Another CEO might stay off X while claiming to superintend its existence as a public service, or at least have a team vetting the background of any tweet he was considering retweeting (by then a week or two later).

It should make us in the mainstream press sheepish that, by not doing this, Mr. Musk is telling us how little our criticism matters these days. He may be right. While declaring him a promoter of antisemitic tropes, the New York Times was still expecting to host him at a Wednesday event for paying customers.

I have my own continuing dialogue with several readers about Mr. Musk’s many inaccurate, misleading, hyperbolic words about Tesla. My answer has tended to be, “Yes . . . but": The market hears Mr. Musk but also hears his critics, etc. When the Securities and Exchange Commission slapped his wrist in 2018 for a disclosure violation that might have gotten another CEO banned for life, it seemed to consider the market sufficiently informed about the risks of following Mr. Musk.

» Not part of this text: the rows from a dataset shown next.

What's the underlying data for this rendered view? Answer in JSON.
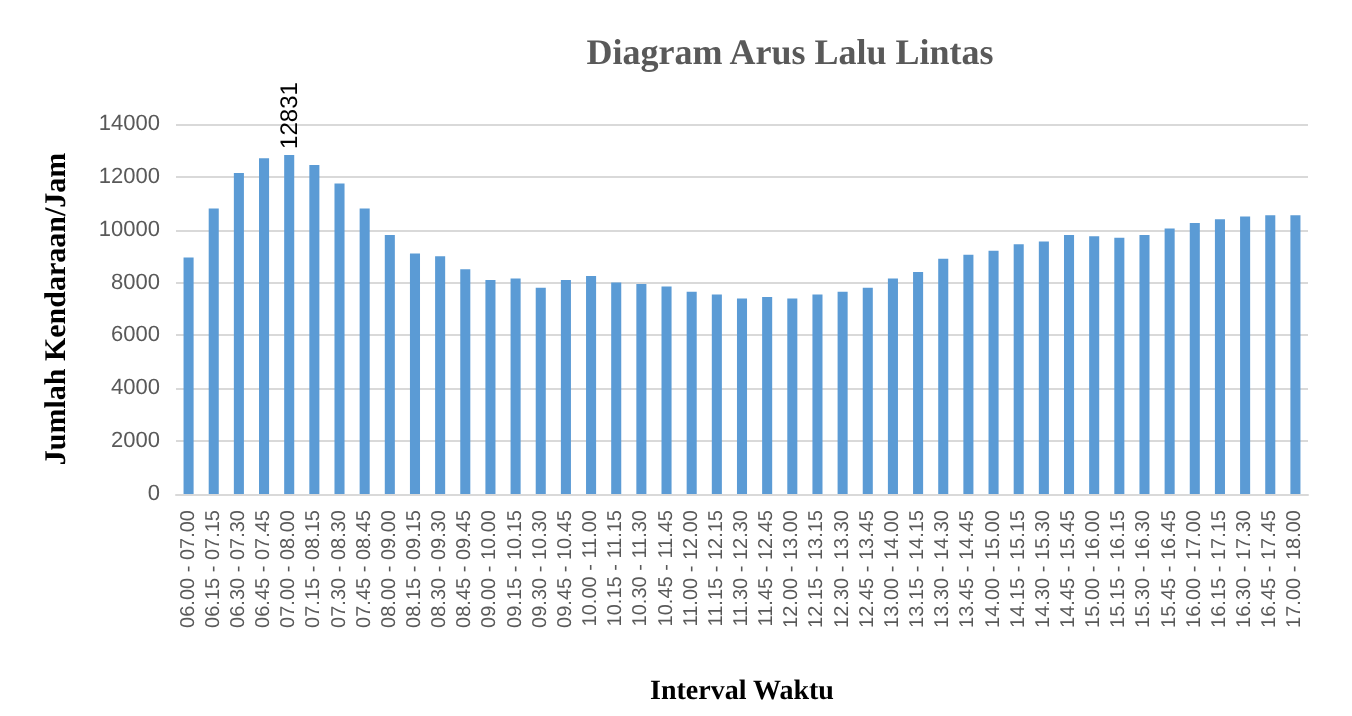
{
  "chart_data": {
    "type": "bar",
    "title": "Diagram Arus Lalu Lintas",
    "xlabel": "Interval Waktu",
    "ylabel": "Jumlah Kendaraan/Jam",
    "categories": [
      "06.00 - 07.00",
      "06.15 - 07.15",
      "06.30 - 07.30",
      "06.45 - 07.45",
      "07.00 - 08.00",
      "07.15 - 08.15",
      "07.30 - 08.30",
      "07.45 - 08.45",
      "08.00 - 09.00",
      "08.15 - 09.15",
      "08.30 - 09.30",
      "08.45 - 09.45",
      "09.00 - 10.00",
      "09.15 - 10.15",
      "09.30 - 10.30",
      "09.45 - 10.45",
      "10.00 - 11.00",
      "10.15 - 11.15",
      "10.30 - 11.30",
      "10.45 - 11.45",
      "11.00 - 12.00",
      "11.15 - 12.15",
      "11.30 - 12.30",
      "11.45 - 12.45",
      "12.00 - 13.00",
      "12.15 - 13.15",
      "12.30 - 13.30",
      "12.45 - 13.45",
      "13.00 - 14.00",
      "13.15 - 14.15",
      "13.30 - 14.30",
      "13.45 - 14.45",
      "14.00 - 15.00",
      "14.15 - 15.15",
      "14.30 - 15.30",
      "14.45 - 15.45",
      "15.00 - 16.00",
      "15.15 - 16.15",
      "15.30 - 16.30",
      "15.45 - 16.45",
      "16.00 - 17.00",
      "16.15 - 17.15",
      "16.30 - 17.30",
      "16.45 - 17.45",
      "17.00 - 18.00"
    ],
    "values": [
      8950,
      10800,
      12150,
      12700,
      12831,
      12450,
      11750,
      10800,
      9800,
      9100,
      9000,
      8500,
      8100,
      8150,
      7800,
      8100,
      8250,
      8000,
      7950,
      7850,
      7650,
      7550,
      7400,
      7450,
      7400,
      7550,
      7650,
      7800,
      8150,
      8400,
      8900,
      9050,
      9200,
      9450,
      9550,
      9800,
      9750,
      9700,
      9800,
      10050,
      10250,
      10400,
      10500,
      10550,
      10550
    ],
    "value_labels": [
      null,
      null,
      null,
      null,
      "12831",
      null,
      null,
      null,
      null,
      null,
      null,
      null,
      null,
      null,
      null,
      null,
      null,
      null,
      null,
      null,
      null,
      null,
      null,
      null,
      null,
      null,
      null,
      null,
      null,
      null,
      null,
      null,
      null,
      null,
      null,
      null,
      null,
      null,
      null,
      null,
      null,
      null,
      null,
      null,
      null
    ],
    "color": "#5b9bd5",
    "ylim": [
      0,
      14000
    ],
    "yticks": [
      0,
      2000,
      4000,
      6000,
      8000,
      10000,
      12000,
      14000
    ],
    "grid": "y"
  }
}
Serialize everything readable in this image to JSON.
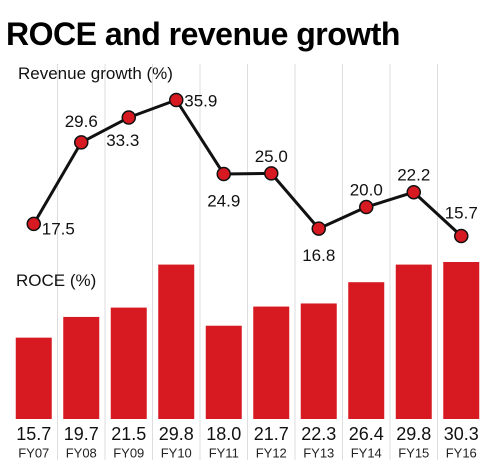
{
  "title": "ROCE and revenue growth",
  "colors": {
    "bar": "#d71a21",
    "dot": "#d71a21",
    "line": "#111111",
    "gridline": "#dddddd",
    "background": "#ffffff"
  },
  "chart_data": [
    {
      "type": "line",
      "ylabel": "Revenue growth (%)",
      "categories": [
        "FY07",
        "FY08",
        "FY09",
        "FY10",
        "FY11",
        "FY12",
        "FY13",
        "FY14",
        "FY15",
        "FY16"
      ],
      "values": [
        17.5,
        29.6,
        33.3,
        35.9,
        24.9,
        25.0,
        16.8,
        20.0,
        22.2,
        15.7
      ],
      "value_labels": [
        "17.5",
        "29.6",
        "33.3",
        "35.9",
        "24.9",
        "25.0",
        "16.8",
        "20.0",
        "22.2",
        "15.7"
      ],
      "grid": "vertical"
    },
    {
      "type": "bar",
      "ylabel": "ROCE (%)",
      "categories": [
        "FY07",
        "FY08",
        "FY09",
        "FY10",
        "FY11",
        "FY12",
        "FY13",
        "FY14",
        "FY15",
        "FY16"
      ],
      "values": [
        15.7,
        19.7,
        21.5,
        29.8,
        18.0,
        21.7,
        22.3,
        26.4,
        29.8,
        30.3
      ],
      "value_labels": [
        "15.7",
        "19.7",
        "21.5",
        "29.8",
        "18.0",
        "21.7",
        "22.3",
        "26.4",
        "29.8",
        "30.3"
      ],
      "grid": "vertical"
    }
  ]
}
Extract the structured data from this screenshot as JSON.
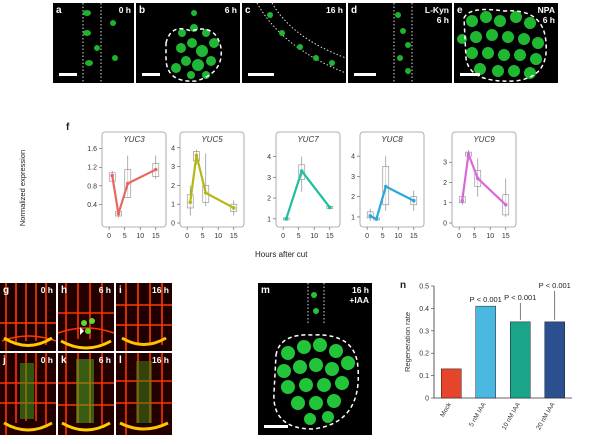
{
  "top_panels": [
    {
      "letter": "a",
      "time": "0 h",
      "extra": ""
    },
    {
      "letter": "b",
      "time": "6 h",
      "extra": ""
    },
    {
      "letter": "c",
      "time": "16 h",
      "extra": ""
    },
    {
      "letter": "d",
      "time": "6 h",
      "extra": "L-Kyn"
    },
    {
      "letter": "e",
      "time": "6 h",
      "extra": "NPA"
    }
  ],
  "figure_f": {
    "panel_letter": "f",
    "ylabel": "Normalized expression",
    "xlabel": "Hours after cut"
  },
  "chart_data": [
    {
      "type": "line",
      "title": "YUC3",
      "color": "#e8685f",
      "x": [
        1,
        3,
        6,
        15
      ],
      "values": [
        1.02,
        0.2,
        0.85,
        1.15
      ],
      "yticks": [
        0.4,
        0.8,
        1.2,
        1.6
      ],
      "ylim": [
        0,
        1.7
      ],
      "xticks": [
        0,
        5,
        10,
        15
      ],
      "xlim": [
        -1,
        17
      ],
      "box_whiskers": [
        [
          0.95,
          1.12
        ],
        [
          0.12,
          0.28
        ],
        [
          0.55,
          1.45
        ],
        [
          0.95,
          1.45
        ]
      ],
      "box_q": [
        [
          0.9,
          1.08
        ],
        [
          0.15,
          0.25
        ],
        [
          0.55,
          1.15
        ],
        [
          1.0,
          1.28
        ]
      ]
    },
    {
      "type": "line",
      "title": "YUC5",
      "color": "#b5b814",
      "x": [
        1,
        3,
        6,
        15
      ],
      "values": [
        1.1,
        3.6,
        1.6,
        0.8
      ],
      "yticks": [
        0,
        1,
        2,
        3,
        4
      ],
      "ylim": [
        0,
        4.2
      ],
      "xticks": [
        0,
        5,
        10,
        15
      ],
      "xlim": [
        -1,
        17
      ],
      "box_whiskers": [
        [
          0.4,
          2.0
        ],
        [
          3.1,
          3.9
        ],
        [
          0.9,
          3.7
        ],
        [
          0.4,
          1.2
        ]
      ],
      "box_q": [
        [
          0.8,
          1.5
        ],
        [
          3.3,
          3.8
        ],
        [
          1.1,
          2.0
        ],
        [
          0.6,
          1.0
        ]
      ]
    },
    {
      "type": "line",
      "title": "YUC7",
      "color": "#1dbfa0",
      "x": [
        1,
        6,
        15
      ],
      "values": [
        1.0,
        3.3,
        1.55
      ],
      "yticks": [
        1,
        2,
        3,
        4
      ],
      "ylim": [
        0.8,
        4.6
      ],
      "xticks": [
        0,
        5,
        10,
        15
      ],
      "xlim": [
        -1,
        17
      ],
      "box_whiskers": [
        [
          0.9,
          1.1
        ],
        [
          2.3,
          4.0
        ],
        [
          1.45,
          1.65
        ]
      ],
      "box_q": [
        [
          0.95,
          1.05
        ],
        [
          2.9,
          3.6
        ],
        [
          1.5,
          1.6
        ]
      ]
    },
    {
      "type": "line",
      "title": "YUC8",
      "color": "#2aa8dc",
      "x": [
        1,
        3,
        6,
        15
      ],
      "values": [
        1.05,
        0.9,
        2.5,
        1.8
      ],
      "yticks": [
        1,
        2,
        3,
        4
      ],
      "ylim": [
        0.7,
        4.6
      ],
      "xticks": [
        0,
        5,
        10,
        15
      ],
      "xlim": [
        -1,
        17
      ],
      "box_whiskers": [
        [
          0.8,
          1.4
        ],
        [
          0.8,
          1.0
        ],
        [
          1.3,
          4.0
        ],
        [
          1.3,
          2.3
        ]
      ],
      "box_q": [
        [
          0.95,
          1.25
        ],
        [
          0.85,
          0.95
        ],
        [
          1.6,
          3.5
        ],
        [
          1.6,
          2.0
        ]
      ]
    },
    {
      "type": "line",
      "title": "YUC9",
      "color": "#d86ad8",
      "x": [
        1,
        3,
        6,
        15
      ],
      "values": [
        1.1,
        3.4,
        2.2,
        0.9
      ],
      "yticks": [
        0,
        1,
        2,
        3
      ],
      "ylim": [
        0,
        3.9
      ],
      "xticks": [
        0,
        5,
        10,
        15
      ],
      "xlim": [
        -1,
        17
      ],
      "box_whiskers": [
        [
          0.9,
          1.5
        ],
        [
          3.1,
          3.6
        ],
        [
          1.3,
          3.2
        ],
        [
          0.3,
          2.2
        ]
      ],
      "box_q": [
        [
          1.0,
          1.3
        ],
        [
          3.3,
          3.5
        ],
        [
          1.8,
          2.6
        ],
        [
          0.4,
          1.4
        ]
      ]
    },
    {
      "type": "bar",
      "title": "n",
      "ylabel": "Regeneration rate",
      "categories": [
        "Mock",
        "5 nM IAA",
        "10 nM IAA",
        "20 nM IAA"
      ],
      "values": [
        0.13,
        0.41,
        0.34,
        0.34
      ],
      "colors": [
        "#e5452a",
        "#4ab8e0",
        "#1aa58a",
        "#2b4f8f"
      ],
      "yticks": [
        0,
        0.1,
        0.2,
        0.3,
        0.4,
        0.5
      ],
      "ylim": [
        0,
        0.5
      ],
      "annotations": [
        "P < 0.001",
        "P < 0.001",
        "P < 0.001"
      ]
    }
  ],
  "bottom_panels": [
    {
      "letter": "g",
      "time": "0 h"
    },
    {
      "letter": "h",
      "time": "6 h"
    },
    {
      "letter": "i",
      "time": "16 h"
    },
    {
      "letter": "j",
      "time": "0 h"
    },
    {
      "letter": "k",
      "time": "6 h"
    },
    {
      "letter": "l",
      "time": "16 h"
    },
    {
      "letter": "m",
      "time": "16 h",
      "extra": "+IAA"
    }
  ],
  "panel_n_letter": "n"
}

With the birth of behavioral economics, Amos Tversky and Daniel Kahneman gave us a new way to talk about an old truth: People, and this includes the press, largely believe and say what they hear others believing and saying.

An important twist was then supplied by Duke University Prof. Timur Kuran’s book on preference falsification, aka the incentive to exhibit opinions we don’t actually hold. It raises a difficulty: In what sense are our preferences even stable? Witness the ease with which yesterday’s liberal Democrats become today’s left-wing authoritarians, or some on the left and right who once espoused universal ideals now embrace identity politics. Conventional claims are often absurdly wrong. Ronald Reagan is solemnified as a free trader to criticize Donald Trump when, in fact, Reagan was the most protectionist president in memory. Climate change is routinely cited as an “existential risk" when that’s not what the science says.

The language problem makes human life interesting. No matter how carefully I choose my words, I can’t make you know all or exactly what I mean. Yet the language problem was also once a market opportunity for the news media, which sold itself as exercising exceptional discipline in the use of words and evidence. It is sad but true that nowadays a reader thinks twice or perhaps three times before investing five minutes to read and trust something in a major newspaper. But technology also offers a solution. Used intelligently, X, Substack, and various podcast aggregators make it easy to keep track of writers and thinkers who have a history of not abusing your trust.